The Killers – Hot Fuss [2004]
A banda do galã Brandon Flowers conquistou e bem rápido desconquistou a massa indie genuina, pelo simples fato de não ter tido a capacidade de produzir nada com uma genialidade superior a Hot Fuss. A febre, que começou com Somebody Told Me, tomou proporções extraordinárias, fazendo com que até pagodeiros se questionassem a verdadeira significância do refrão: “somebody told me you had a boyfriend who looked like a girlfriend” #truestory. Enquanto isso, All These Things That I’ve Done virou o hino indie do ano, onde a unanimidade dos skinny jeans cantava com todo o ar de seus pulmões: “I got soul, but I’m not a soldier”. Jenny Was a Friend Of Mine, Smile Like You Mean It e Glamorous Indie Rock & Roll arremataram com destreza um álbum que, se excluísse Andy You’re a Star, teria todas as faixas merecedoras de um botão repeat com duração de meses. Destaque mais que óbvio pra Mr. Brightside, que embrulha o estômago até da pessoa mais bem resolvida do mundo, quando canta: but she’s touching his chest now, he takes off her dress – e daí adiante só piora.
Hoje a gente inaugura aqui no mycool uma série com os melhores álbuns da década. Dura até o final de Dezembro, e vai ser um post por dia onde comentaremos quais foram, na nossa opinião, as obras primas musicais desses dez últimos anos. Estreando com:
Queens Of The Stone Age – Songs for the Deaf [2002]

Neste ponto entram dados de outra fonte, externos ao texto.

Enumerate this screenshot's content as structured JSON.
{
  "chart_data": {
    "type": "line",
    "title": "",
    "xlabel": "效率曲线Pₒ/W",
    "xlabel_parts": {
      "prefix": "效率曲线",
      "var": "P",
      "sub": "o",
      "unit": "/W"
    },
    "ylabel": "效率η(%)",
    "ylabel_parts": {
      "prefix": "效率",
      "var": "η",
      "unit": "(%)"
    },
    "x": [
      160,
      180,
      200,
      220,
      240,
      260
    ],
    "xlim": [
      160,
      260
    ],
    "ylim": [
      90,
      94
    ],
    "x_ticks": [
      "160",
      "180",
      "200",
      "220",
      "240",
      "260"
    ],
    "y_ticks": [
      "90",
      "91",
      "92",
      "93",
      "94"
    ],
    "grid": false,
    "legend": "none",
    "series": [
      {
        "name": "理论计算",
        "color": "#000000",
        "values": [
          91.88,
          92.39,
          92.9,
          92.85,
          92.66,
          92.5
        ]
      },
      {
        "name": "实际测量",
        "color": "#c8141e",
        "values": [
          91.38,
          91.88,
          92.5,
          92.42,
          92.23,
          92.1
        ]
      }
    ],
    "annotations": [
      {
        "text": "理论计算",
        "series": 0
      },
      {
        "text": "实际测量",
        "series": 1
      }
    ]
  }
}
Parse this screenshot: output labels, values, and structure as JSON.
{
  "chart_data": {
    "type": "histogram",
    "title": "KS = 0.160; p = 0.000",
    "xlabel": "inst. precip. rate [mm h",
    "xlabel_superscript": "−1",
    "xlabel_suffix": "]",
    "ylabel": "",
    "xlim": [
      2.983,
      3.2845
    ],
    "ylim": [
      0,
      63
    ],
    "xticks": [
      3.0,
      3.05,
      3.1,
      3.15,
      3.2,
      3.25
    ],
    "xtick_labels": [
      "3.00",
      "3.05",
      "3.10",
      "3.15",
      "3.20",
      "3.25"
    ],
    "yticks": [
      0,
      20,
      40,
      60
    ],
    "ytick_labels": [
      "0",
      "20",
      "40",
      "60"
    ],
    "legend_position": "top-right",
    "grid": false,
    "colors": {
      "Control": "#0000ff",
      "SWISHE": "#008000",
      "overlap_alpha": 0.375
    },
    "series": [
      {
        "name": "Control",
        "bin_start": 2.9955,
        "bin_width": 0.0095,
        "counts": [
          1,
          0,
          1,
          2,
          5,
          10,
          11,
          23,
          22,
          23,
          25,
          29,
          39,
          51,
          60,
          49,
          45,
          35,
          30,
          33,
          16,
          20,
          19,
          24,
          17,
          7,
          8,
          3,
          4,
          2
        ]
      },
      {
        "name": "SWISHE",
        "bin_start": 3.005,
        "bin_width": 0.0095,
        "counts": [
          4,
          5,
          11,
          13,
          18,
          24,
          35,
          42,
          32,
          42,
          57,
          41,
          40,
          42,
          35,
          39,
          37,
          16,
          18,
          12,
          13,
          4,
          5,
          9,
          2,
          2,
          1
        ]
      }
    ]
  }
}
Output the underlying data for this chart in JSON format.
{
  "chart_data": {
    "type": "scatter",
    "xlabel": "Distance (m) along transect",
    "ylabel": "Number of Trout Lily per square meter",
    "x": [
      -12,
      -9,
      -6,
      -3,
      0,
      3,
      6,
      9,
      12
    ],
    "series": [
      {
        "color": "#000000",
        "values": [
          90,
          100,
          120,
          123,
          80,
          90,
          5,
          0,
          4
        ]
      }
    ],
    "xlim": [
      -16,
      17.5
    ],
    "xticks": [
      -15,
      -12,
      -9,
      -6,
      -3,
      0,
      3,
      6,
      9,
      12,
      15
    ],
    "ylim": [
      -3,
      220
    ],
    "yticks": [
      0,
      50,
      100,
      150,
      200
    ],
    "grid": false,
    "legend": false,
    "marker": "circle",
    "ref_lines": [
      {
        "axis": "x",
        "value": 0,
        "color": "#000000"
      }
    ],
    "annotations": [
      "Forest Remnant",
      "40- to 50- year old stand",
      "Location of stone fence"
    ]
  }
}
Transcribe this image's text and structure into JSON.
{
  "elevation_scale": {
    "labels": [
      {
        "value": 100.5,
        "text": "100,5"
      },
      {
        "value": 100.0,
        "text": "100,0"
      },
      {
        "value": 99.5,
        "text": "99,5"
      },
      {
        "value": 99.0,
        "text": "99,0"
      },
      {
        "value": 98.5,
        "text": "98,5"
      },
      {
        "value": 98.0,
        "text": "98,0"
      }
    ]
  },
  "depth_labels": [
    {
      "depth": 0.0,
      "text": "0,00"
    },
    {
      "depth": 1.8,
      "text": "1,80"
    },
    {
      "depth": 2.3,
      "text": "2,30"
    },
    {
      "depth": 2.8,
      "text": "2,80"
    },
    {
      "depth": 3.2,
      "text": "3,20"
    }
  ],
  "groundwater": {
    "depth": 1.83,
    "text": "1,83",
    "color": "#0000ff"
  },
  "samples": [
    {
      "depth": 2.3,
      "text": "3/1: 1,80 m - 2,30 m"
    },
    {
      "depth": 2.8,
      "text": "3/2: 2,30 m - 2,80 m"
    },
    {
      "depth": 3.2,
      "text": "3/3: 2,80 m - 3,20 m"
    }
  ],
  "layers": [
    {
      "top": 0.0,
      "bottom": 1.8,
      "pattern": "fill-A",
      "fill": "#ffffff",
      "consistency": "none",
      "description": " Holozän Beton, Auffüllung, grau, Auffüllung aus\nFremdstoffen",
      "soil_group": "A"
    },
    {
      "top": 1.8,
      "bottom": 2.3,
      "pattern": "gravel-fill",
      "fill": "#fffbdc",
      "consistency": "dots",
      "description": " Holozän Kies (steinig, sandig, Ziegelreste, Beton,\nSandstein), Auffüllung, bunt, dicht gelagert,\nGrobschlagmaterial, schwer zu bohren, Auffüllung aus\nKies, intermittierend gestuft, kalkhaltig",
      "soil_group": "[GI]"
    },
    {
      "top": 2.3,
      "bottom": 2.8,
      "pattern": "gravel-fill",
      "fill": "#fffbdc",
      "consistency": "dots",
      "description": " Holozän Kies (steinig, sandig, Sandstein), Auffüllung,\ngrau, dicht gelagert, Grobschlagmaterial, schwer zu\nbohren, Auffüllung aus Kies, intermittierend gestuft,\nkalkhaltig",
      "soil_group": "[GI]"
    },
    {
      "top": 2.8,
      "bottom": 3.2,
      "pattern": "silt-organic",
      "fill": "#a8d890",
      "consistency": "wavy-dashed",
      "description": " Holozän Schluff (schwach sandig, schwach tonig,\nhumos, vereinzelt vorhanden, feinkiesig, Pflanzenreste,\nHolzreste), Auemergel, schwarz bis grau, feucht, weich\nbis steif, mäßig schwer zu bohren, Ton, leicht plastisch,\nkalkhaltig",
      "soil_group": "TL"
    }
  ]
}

Entra na categoria de grandes discos culhudos de uma década. Aquele onde cada instrumento foi mixado a modo de estourar todos os tímpanos. Josh Homme cunhou os melhores riffs de sua carreira (tudo afinado em grave), o careca Oliveri se despediu da banda com o baixo cavalar que o QOTSA nunca conseguiria igualar, e Dave Grohl espancou sua bateria como uma criança endiabrada. Os destaques ficam para as “não-conhecidas” God is in the Radio, Sky is Falling e a chuta-bundas First it Giveth. Sem uma faixa ruim sequer, é um disco que cunhou até hits de rádio (No One Knows e Go With the Flow) e a potencial melhor balada da década: Mosquito Song (num inacreditável juntamento de cordas e sopros e o inspirado Mark Lanegan nos vocais).